In afwachting van de sluiting van de vereffening van het "Entreprise régionale de production et d'adduction d'eau" kan het Gewest aan de "Société" de sommen storten die nodig zijn voor de betaling van de facturen betreffende het uitstaand bedrag van de opdrachten bedoeld in artikel 39 mits aftrek van de bestaande waarden geïdentificeerd in de reserve- en delgingsfondsen bij de financiering van bedoelde uitgaven.

De stortingen worden uitgevoerd op grond van de facturen die de "Société" in ontvangst neemt.

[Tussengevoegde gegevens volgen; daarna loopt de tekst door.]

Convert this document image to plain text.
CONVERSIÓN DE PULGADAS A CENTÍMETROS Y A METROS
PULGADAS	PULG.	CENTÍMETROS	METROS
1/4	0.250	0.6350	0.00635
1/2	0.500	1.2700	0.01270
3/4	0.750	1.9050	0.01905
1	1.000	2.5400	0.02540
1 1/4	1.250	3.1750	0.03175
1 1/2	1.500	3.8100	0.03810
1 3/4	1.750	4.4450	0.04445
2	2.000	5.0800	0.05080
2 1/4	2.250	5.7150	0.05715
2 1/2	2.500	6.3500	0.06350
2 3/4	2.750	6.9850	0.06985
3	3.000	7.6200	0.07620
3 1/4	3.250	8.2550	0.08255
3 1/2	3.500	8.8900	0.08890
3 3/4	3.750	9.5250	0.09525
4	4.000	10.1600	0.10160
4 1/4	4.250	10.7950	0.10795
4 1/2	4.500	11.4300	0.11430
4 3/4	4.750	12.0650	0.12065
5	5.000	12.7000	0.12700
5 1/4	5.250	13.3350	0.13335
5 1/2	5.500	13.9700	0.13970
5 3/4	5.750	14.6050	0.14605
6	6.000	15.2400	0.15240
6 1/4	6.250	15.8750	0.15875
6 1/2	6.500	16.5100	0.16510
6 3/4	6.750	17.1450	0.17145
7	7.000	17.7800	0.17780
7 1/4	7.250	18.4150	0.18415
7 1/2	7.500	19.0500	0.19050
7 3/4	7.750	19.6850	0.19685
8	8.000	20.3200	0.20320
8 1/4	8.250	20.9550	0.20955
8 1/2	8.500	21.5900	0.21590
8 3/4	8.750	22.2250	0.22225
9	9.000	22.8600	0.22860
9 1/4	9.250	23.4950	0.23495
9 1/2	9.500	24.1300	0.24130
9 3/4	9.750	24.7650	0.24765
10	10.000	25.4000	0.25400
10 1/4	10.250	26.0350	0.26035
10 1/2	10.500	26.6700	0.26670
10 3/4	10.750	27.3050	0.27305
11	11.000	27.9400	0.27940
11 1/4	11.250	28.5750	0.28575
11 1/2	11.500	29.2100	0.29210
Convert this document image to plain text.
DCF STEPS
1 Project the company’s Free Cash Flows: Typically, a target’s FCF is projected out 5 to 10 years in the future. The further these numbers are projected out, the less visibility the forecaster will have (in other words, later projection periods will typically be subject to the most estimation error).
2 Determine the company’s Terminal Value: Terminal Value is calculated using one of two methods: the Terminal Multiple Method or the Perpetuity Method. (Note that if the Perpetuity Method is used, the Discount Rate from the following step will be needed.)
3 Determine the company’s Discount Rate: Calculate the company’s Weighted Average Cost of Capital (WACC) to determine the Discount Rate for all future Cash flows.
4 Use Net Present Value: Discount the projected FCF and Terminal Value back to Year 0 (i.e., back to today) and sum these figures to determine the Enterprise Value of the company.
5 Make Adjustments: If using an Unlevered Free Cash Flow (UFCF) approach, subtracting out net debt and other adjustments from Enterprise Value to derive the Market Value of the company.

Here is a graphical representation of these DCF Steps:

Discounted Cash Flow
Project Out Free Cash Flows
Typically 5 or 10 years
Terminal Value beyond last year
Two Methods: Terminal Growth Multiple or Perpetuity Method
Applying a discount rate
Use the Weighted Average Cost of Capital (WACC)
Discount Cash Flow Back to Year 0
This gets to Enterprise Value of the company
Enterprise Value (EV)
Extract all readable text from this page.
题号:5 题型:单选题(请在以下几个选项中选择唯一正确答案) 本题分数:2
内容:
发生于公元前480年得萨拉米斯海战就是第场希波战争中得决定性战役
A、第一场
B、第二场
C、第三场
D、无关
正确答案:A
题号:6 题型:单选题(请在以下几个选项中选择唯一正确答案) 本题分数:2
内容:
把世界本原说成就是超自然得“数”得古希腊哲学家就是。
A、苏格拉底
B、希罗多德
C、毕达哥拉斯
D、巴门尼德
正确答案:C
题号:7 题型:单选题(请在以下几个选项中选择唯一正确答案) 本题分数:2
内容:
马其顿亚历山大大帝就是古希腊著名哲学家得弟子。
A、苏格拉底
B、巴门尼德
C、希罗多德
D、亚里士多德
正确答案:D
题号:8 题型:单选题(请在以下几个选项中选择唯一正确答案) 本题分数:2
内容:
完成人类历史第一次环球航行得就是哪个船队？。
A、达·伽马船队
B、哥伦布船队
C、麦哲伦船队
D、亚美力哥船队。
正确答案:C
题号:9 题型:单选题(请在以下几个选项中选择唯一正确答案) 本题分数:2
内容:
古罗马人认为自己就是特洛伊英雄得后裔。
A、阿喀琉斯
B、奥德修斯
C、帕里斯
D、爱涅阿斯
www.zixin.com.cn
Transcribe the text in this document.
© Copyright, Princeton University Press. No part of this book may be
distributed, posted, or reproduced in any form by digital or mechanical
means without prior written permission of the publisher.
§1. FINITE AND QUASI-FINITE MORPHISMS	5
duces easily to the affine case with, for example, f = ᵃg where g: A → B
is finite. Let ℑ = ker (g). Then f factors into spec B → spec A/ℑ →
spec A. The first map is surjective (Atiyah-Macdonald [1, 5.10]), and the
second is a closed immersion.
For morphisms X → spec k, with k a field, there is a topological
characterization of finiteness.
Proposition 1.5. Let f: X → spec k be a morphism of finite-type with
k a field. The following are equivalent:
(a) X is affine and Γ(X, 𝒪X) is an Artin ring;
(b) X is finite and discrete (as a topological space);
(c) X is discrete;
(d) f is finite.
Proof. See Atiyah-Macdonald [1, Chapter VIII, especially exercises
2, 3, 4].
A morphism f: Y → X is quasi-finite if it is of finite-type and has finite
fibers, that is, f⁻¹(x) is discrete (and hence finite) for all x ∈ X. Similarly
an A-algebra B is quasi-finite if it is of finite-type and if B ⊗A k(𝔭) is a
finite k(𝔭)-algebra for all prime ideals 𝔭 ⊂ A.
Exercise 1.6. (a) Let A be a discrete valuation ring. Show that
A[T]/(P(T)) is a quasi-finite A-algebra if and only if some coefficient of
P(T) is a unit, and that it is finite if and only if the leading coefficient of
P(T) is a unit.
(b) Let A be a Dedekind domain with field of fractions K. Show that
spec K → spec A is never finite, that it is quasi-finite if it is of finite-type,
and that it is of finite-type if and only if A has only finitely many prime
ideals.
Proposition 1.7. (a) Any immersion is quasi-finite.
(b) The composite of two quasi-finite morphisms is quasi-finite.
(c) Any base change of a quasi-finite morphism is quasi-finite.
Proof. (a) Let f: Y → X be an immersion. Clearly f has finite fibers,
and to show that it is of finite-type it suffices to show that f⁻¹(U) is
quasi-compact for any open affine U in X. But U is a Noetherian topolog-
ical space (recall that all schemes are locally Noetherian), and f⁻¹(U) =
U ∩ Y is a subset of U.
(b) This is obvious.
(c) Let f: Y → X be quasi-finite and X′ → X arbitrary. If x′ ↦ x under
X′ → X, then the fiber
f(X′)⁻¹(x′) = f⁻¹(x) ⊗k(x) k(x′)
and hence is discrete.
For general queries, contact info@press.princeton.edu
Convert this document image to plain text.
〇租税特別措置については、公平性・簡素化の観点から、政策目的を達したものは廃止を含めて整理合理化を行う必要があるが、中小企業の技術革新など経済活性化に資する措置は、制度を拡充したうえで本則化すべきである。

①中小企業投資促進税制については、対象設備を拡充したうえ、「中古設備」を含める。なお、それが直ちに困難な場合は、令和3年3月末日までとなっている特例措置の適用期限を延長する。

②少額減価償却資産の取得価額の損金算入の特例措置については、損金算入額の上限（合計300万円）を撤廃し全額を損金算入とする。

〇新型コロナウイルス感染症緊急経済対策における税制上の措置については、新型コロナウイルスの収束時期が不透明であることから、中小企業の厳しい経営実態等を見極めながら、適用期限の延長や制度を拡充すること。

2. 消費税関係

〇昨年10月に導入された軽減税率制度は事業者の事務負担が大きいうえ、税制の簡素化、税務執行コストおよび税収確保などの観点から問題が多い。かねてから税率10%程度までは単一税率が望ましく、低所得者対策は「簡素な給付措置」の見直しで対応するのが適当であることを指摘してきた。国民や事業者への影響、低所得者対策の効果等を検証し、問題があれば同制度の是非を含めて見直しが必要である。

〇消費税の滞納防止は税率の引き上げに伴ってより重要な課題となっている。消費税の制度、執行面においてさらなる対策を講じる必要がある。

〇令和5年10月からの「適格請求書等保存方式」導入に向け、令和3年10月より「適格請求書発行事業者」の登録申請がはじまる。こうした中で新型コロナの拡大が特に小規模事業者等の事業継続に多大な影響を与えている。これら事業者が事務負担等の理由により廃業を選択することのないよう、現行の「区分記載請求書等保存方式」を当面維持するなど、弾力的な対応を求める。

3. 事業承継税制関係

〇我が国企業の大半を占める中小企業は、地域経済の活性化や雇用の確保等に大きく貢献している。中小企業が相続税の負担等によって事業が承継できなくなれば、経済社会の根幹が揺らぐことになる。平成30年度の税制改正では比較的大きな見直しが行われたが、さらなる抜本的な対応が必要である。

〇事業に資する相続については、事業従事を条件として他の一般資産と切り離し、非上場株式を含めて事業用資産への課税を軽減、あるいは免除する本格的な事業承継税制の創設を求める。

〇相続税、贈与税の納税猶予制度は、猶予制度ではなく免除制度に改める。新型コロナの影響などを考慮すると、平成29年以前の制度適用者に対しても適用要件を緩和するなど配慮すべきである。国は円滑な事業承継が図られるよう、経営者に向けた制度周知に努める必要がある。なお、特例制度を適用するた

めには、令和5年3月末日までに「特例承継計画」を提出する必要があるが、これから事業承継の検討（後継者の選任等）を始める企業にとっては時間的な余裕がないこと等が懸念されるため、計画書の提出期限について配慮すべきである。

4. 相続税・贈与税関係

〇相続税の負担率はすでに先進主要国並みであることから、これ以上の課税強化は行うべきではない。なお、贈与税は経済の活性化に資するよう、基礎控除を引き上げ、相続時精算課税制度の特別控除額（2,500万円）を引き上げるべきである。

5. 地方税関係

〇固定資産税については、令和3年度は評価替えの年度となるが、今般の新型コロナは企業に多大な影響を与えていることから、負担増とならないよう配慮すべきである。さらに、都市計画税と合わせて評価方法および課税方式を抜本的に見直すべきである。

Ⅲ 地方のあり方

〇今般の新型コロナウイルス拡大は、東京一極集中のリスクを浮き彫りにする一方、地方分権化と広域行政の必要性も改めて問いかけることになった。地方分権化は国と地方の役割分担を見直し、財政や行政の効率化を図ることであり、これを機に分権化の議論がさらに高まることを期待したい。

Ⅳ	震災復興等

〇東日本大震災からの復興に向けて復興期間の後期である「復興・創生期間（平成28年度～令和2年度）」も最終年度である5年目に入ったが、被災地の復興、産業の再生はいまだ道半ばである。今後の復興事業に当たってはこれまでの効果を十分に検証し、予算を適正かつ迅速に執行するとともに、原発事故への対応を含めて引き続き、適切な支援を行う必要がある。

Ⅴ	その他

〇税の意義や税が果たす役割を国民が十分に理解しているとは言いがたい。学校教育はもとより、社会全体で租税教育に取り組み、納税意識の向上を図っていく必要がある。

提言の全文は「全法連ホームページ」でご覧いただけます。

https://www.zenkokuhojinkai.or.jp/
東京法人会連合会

Voor het bouwheerschap betreffende de opdrachten i.v.m. de Transhennuyère kan het Gewest aan de "Société" eveneens de sommen storten die nodig zijn voor de betaling van de facturen i.v.m. de saldi van de visa van de vastleggingen toegerekend op artikel 01.01.05 van de organieke afdeling 13 van de begroting van het Ministerie van het Waalse Gewest en in ontvangst genomen door de "Société". Het saldo van de vastleggingen toegerekend op de bijzondere afdeling van die begroting alsook elke opdracht tot betaling op de bijkomende vastleggingen uit te voeren ten laste van het Waterbeschermingsfonds kunnen aan de "Société" gestort worden op grond van de overeenstemmende facturen."

Art. 15.Hetzelfde decreet wordt aangevuld met een artikel 41ter, luidend als volgt : " Art. 41ter. Als compensatie voor de overdracht van de eigendom van de goederen bedoeld in de artikelen 39, 40 en 41 ontvangt het Gewest maatschappelijke aandelen volgens de regels die toepasselijk zijn op de "Société". Naar aanleiding van die overdracht maakt het Gewest de eigendom van de gezamenlijke als compensatie ontvangen aandelen over aan de "Société publique de Gestion de l'Eau (S.P.G.E.)".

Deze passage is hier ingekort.